Footings of new Trades Workshop at Mawson, 1996. © AAD by David McCormack
Winter build-up of drift snow. © Bob McEwan
LASTING IMPRESSIONS OF MAWSON
As I reflect on my time on the Antarctic Rebuilding Program, some other memories that come flooding back include the following:
• On arrival at Mawson in 1984 I was horrified that the standard waste disposal strategy was to place the rubbish (including styrene foam, plastic garbage bags etc) on the frozen sea ice during the year and wait for the thaw – the fragile environment just didn’t rate in importance.

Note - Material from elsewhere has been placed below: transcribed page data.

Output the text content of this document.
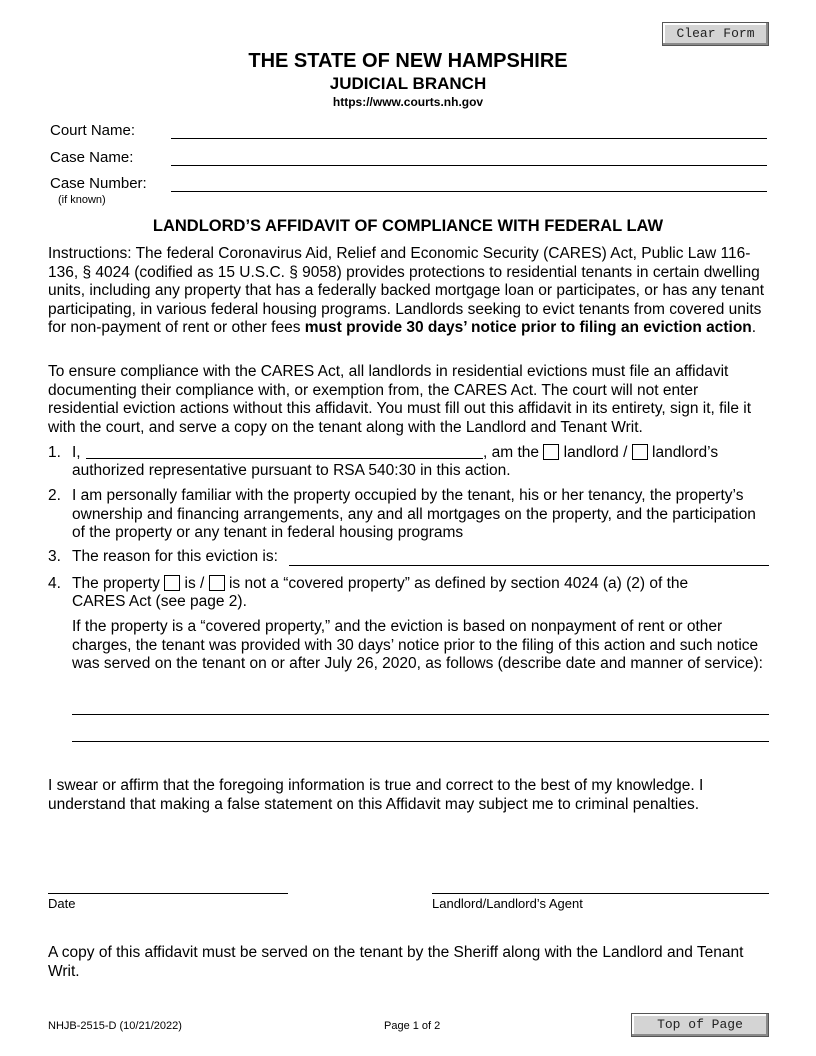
Clear Form
THE STATE OF NEW HAMPSHIRE
JUDICIAL BRANCH
https://www.courts.nh.gov
Court Name:
Case Name:
Case Number:
(if known)
LANDLORD’S AFFIDAVIT OF COMPLIANCE WITH FEDERAL LAW
Instructions: The federal Coronavirus Aid, Relief and Economic Security (CARES) Act, Public Law 116-136, § 4024 (codified as 15 U.S.C. § 9058) provides protections to residential tenants in certain dwelling units, including any property that has a federally backed mortgage loan or participates, or has any tenant participating, in various federal housing programs. Landlords seeking to evict tenants from covered units for non-payment of rent or other fees must provide 30 days’ notice prior to filing an eviction action.
To ensure compliance with the CARES Act, all landlords in residential evictions must file an affidavit documenting their compliance with, or exemption from, the CARES Act. The court will not enter residential eviction actions without this affidavit. You must fill out this affidavit in its entirety, sign it, file it with the court, and serve a copy on the tenant along with the Landlord and Tenant Writ.
1. I,	, am the landlord / landlord’s
authorized representative pursuant to RSA 540:30 in this action.
2. I am personally familiar with the property occupied by the tenant, his or her tenancy, the property’s ownership and financing arrangements, any and all mortgages on the property, and the participation of the property or any tenant in federal housing programs
3. The reason for this eviction is:
4. The property is / is not a “covered property” as defined by section 4024 (a) (2) of the
CARES Act (see page 2).
If the property is a “covered property,” and the eviction is based on nonpayment of rent or other charges, the tenant was provided with 30 days’ notice prior to the filing of this action and such notice was served on the tenant on or after July 26, 2020, as follows (describe date and manner of service):
I swear or affirm that the foregoing information is true and correct to the best of my knowledge. I understand that making a false statement on this Affidavit may subject me to criminal penalties.
Date	Landlord/Landlord’s Agent
A copy of this affidavit must be served on the tenant by the Sheriff along with the Landlord and Tenant Writ.
NHJB-2515-D (10/21/2022)	Page 1 of 2	Top of Page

• As the contractors in Australia had supply-only contracts, with no responsibility for construction in Antarctica, trial erection of building structures in Australia was essential to minimise the risk of delays to construction work on site. Despite my strong objections, the bureaucracy decided that to achieve some minor budget savings we would in future only trial erect 1/3 of each structure. What a terrible decision that turned out to be, resulting in the other 2/3 of the structure being a nightmare to erect in Antarctica.

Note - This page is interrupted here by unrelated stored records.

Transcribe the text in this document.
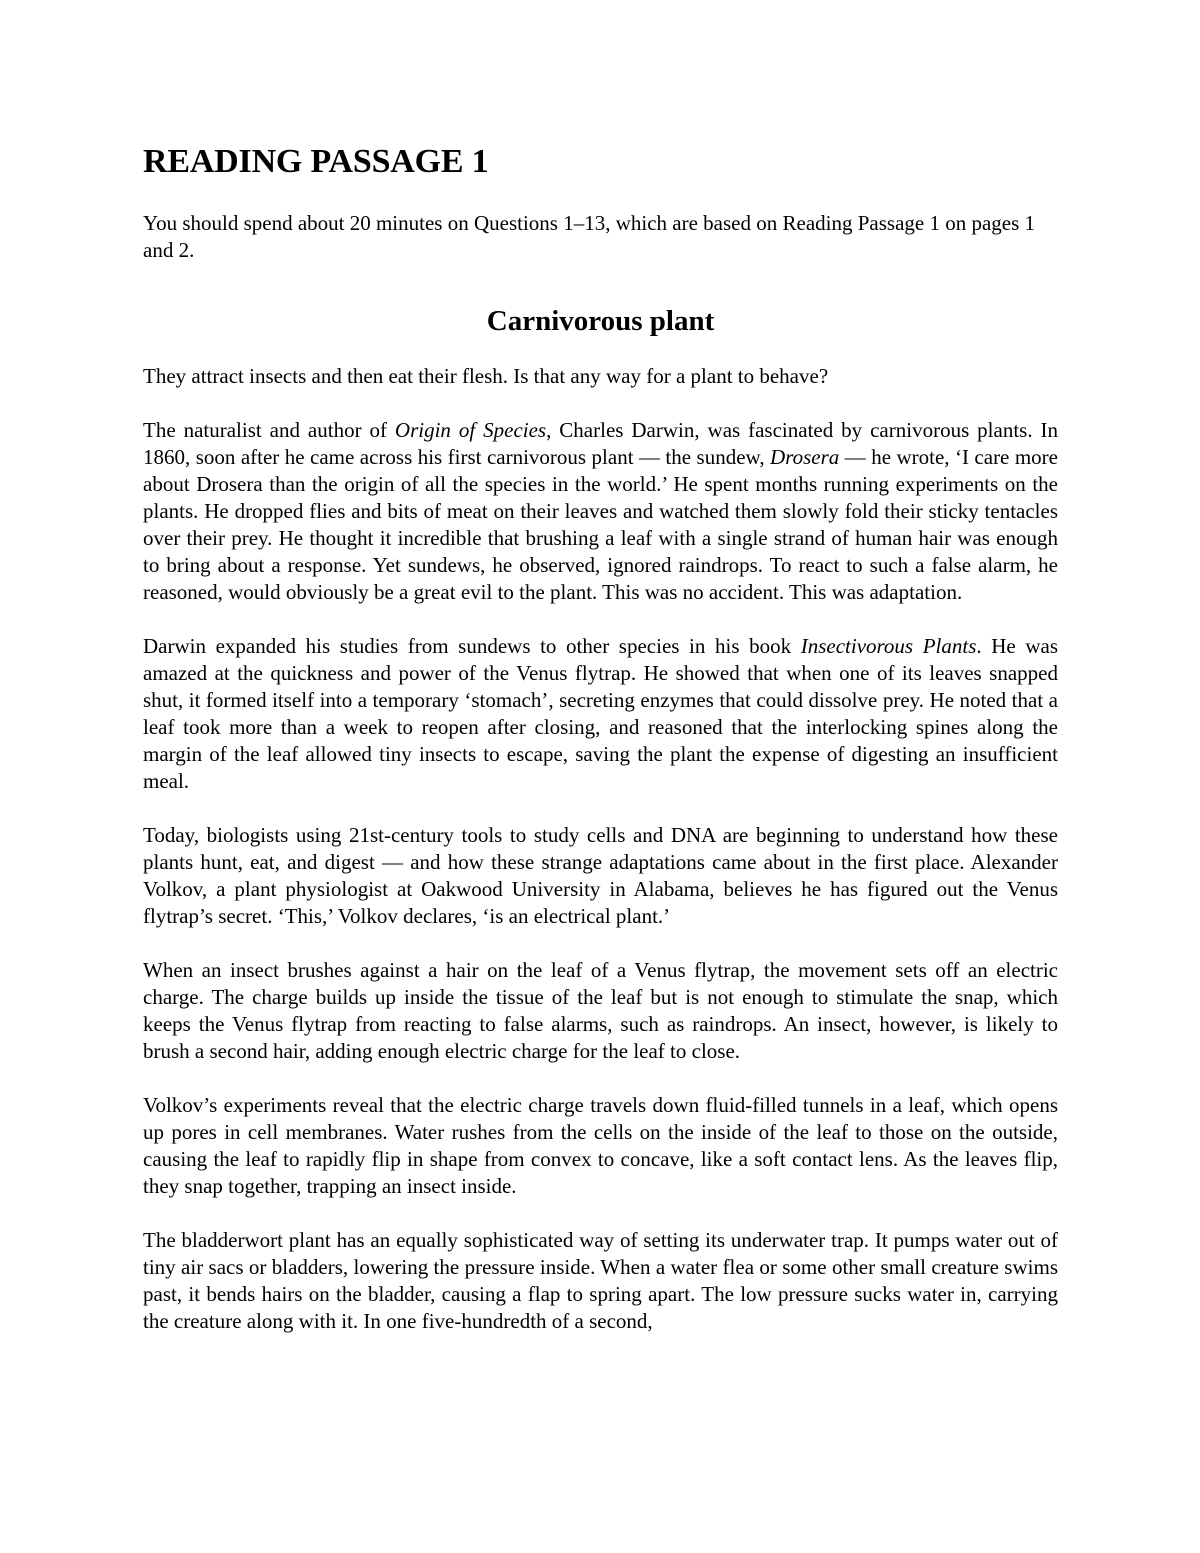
READING PASSAGE 1

You should spend about 20 minutes on Questions 1–13, which are based on Reading Passage 1 on pages 1 and 2.

Carnivorous plant

They attract insects and then eat their flesh. Is that any way for a plant to behave?

The naturalist and author of Origin of Species, Charles Darwin, was fascinated by carnivorous plants. In 1860, soon after he came across his first carnivorous plant — the sundew, Drosera — he wrote, ‘I care more about Drosera than the origin of all the species in the world.’ He spent months running experiments on the plants. He dropped flies and bits of meat on their leaves and watched them slowly fold their sticky tentacles over their prey. He thought it incredible that brushing a leaf with a single strand of human hair was enough to bring about a response. Yet sundews, he observed, ignored raindrops. To react to such a false alarm, he reasoned, would obviously be a great evil to the plant. This was no accident. This was adaptation.

Darwin expanded his studies from sundews to other species in his book Insectivorous Plants. He was amazed at the quickness and power of the Venus flytrap. He showed that when one of its leaves snapped shut, it formed itself into a temporary ‘stomach’, secreting enzymes that could dissolve prey. He noted that a leaf took more than a week to reopen after closing, and reasoned that the interlocking spines along the margin of the leaf allowed tiny insects to escape, saving the plant the expense of digesting an insufficient meal.

Today, biologists using 21st-century tools to study cells and DNA are beginning to understand how these plants hunt, eat, and digest — and how these strange adaptations came about in the first place. Alexander Volkov, a plant physiologist at Oakwood University in Alabama, believes he has figured out the Venus flytrap’s secret. ‘This,’ Volkov declares, ‘is an electrical plant.’

When an insect brushes against a hair on the leaf of a Venus flytrap, the movement sets off an electric charge. The charge builds up inside the tissue of the leaf but is not enough to stimulate the snap, which keeps the Venus flytrap from reacting to false alarms, such as raindrops. An insect, however, is likely to brush a second hair, adding enough electric charge for the leaf to close.

Volkov’s experiments reveal that the electric charge travels down fluid-filled tunnels in a leaf, which opens up pores in cell membranes. Water rushes from the cells on the inside of the leaf to those on the outside, causing the leaf to rapidly flip in shape from convex to concave, like a soft contact lens. As the leaves flip, they snap together, trapping an insect inside.

The bladderwort plant has an equally sophisticated way of setting its underwater trap. It pumps water out of tiny air sacs or bladders, lowering the pressure inside. When a water flea or some other small creature swims past, it bends hairs on the bladder, causing a flap to spring apart. The low pressure sucks water in, carrying the creature along with it. In one five-hundredth of a second,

• Logistics was always a lottery! On my round trip in 1983/84 the building materials were loaded into the cargo hold in the reverse order of the trip, i.e., Mawson, Davis, Casey. No sooner had we departed than the decision was made by the AAD and ship’s captain that that itinerary order was changed to Casey, Davis, Mawson, causing huge problems at Casey as their urgently-needed materials were in the bottom of the hold.
• After Casey, the Nanok S called into Davis on our way to Mawson. At Davis it was discovered that the fuel hoses were too short and essential fuel deliveries could not be made! Not a problem, shouted one enterprising expeditioner as he located some old discarded hose in the tip! We were dismayed to watch this old “soaker-hose” spray diesel fuel over the pristine ocean.

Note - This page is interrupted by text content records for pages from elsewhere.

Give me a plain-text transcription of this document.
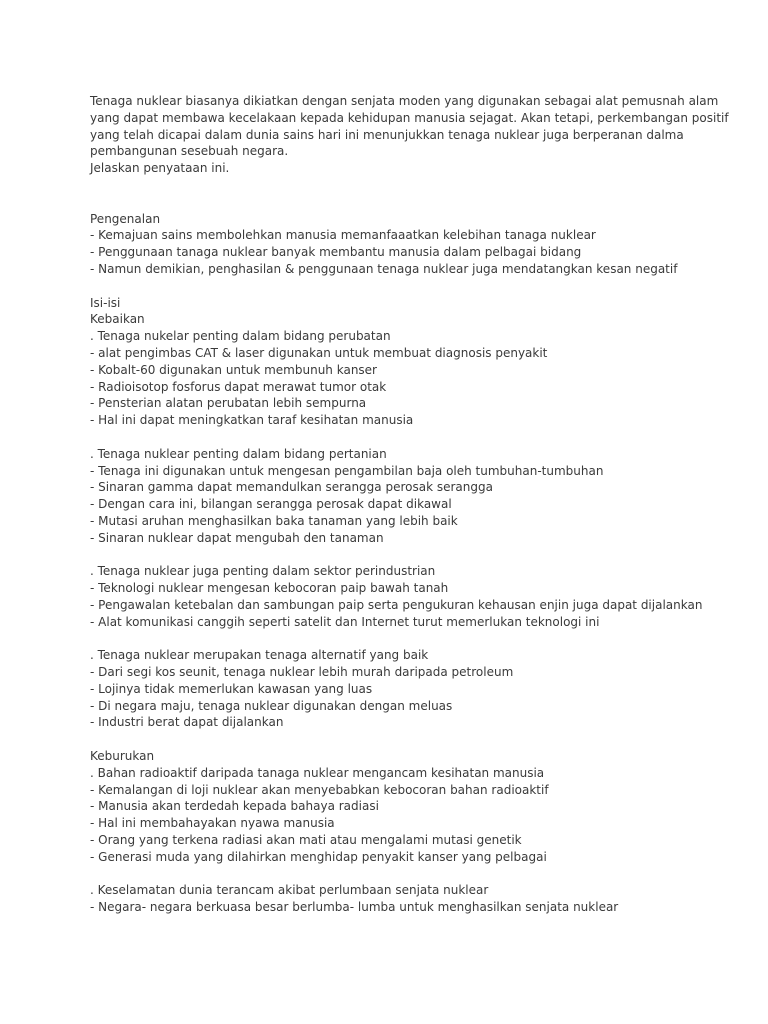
Tenaga nuklear biasanya dikiatkan dengan senjata moden yang digunakan sebagai alat pemusnah alam
yang dapat membawa kecelakaan kepada kehidupan manusia sejagat. Akan tetapi, perkembangan positif
yang telah dicapai dalam dunia sains hari ini menunjukkan tenaga nuklear juga berperanan dalma
pembangunan sesebuah negara.
Jelaskan penyataan ini.
Pengenalan
- Kemajuan sains membolehkan manusia memanfaaatkan kelebihan tanaga nuklear
- Penggunaan tanaga nuklear banyak membantu manusia dalam pelbagai bidang
- Namun demikian, penghasilan & penggunaan tenaga nuklear juga mendatangkan kesan negatif
Isi-isi
Kebaikan
. Tenaga nukelar penting dalam bidang perubatan
- alat pengimbas CAT & laser digunakan untuk membuat diagnosis penyakit
- Kobalt-60 digunakan untuk membunuh kanser
- Radioisotop fosforus dapat merawat tumor otak
- Pensterian alatan perubatan lebih sempurna
- Hal ini dapat meningkatkan taraf kesihatan manusia
. Tenaga nuklear penting dalam bidang pertanian
- Tenaga ini digunakan untuk mengesan pengambilan baja oleh tumbuhan-tumbuhan
- Sinaran gamma dapat memandulkan serangga perosak serangga
- Dengan cara ini, bilangan serangga perosak dapat dikawal
- Mutasi aruhan menghasilkan baka tanaman yang lebih baik
- Sinaran nuklear dapat mengubah den tanaman
. Tenaga nuklear juga penting dalam sektor perindustrian
- Teknologi nuklear mengesan kebocoran paip bawah tanah
- Pengawalan ketebalan dan sambungan paip serta pengukuran kehausan enjin juga dapat dijalankan
- Alat komunikasi canggih seperti satelit dan Internet turut memerlukan teknologi ini
. Tenaga nuklear merupakan tenaga alternatif yang baik
- Dari segi kos seunit, tenaga nuklear lebih murah daripada petroleum
- Lojinya tidak memerlukan kawasan yang luas
- Di negara maju, tenaga nuklear digunakan dengan meluas
- Industri berat dapat dijalankan
Keburukan
. Bahan radioaktif daripada tanaga nuklear mengancam kesihatan manusia
- Kemalangan di loji nuklear akan menyebabkan kebocoran bahan radioaktif
- Manusia akan terdedah kepada bahaya radiasi
- Hal ini membahayakan nyawa manusia
- Orang yang terkena radiasi akan mati atau mengalami mutasi genetik
- Generasi muda yang dilahirkan menghidap penyakit kanser yang pelbagai
. Keselamatan dunia terancam akibat perlumbaan senjata nuklear
- Negara- negara berkuasa besar berlumba- lumba untuk menghasilkan senjata nuklear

• On another occasion when I questioned the delay to the shipping schedule, the Captain informed me that the ship would run like clockwork, if it wasn’t for the bloody expeditioners and cargo.
• It was unfortunate that the Rebuilding Program faced opposition from some quarters of the AAD, due to the mistaken belief that it was taking away funding from the Science Program. I always felt that the AAD leadership didn’t do enough to explain that both Programs were separately funded and that the whole purpose of the Rebuilding Program was to provide first rate functional facilities to support the Science Program.
Foreshore rubbish tip area, 1984. © Bob McEwan
Some of the things that I believe should be done differently next time are:
• Ensure that the AAD and ACS work closely together in a collaborative manner.
• Ensure that no design is commenced until the necessary R&D is completed (to do avoid unnecessary re-work).
• Ensure that a safety culture is a top priority.
• Respect the pristine environment.
• Ensure that leaders receive adequate training and support.
Whilst I am so proud to have been a key part of the Antarctic Rebuilding Program, I just hope that with the demise of ACS that all the valuable IP (Intellectual Property) we developed has not been lost, or buried at the bottom of some storage container at the AAD’s headquarters in Kingston?
© Text Bob McEwan, Chief Structural Engineer, Australian Construction Services. 20th February 2019.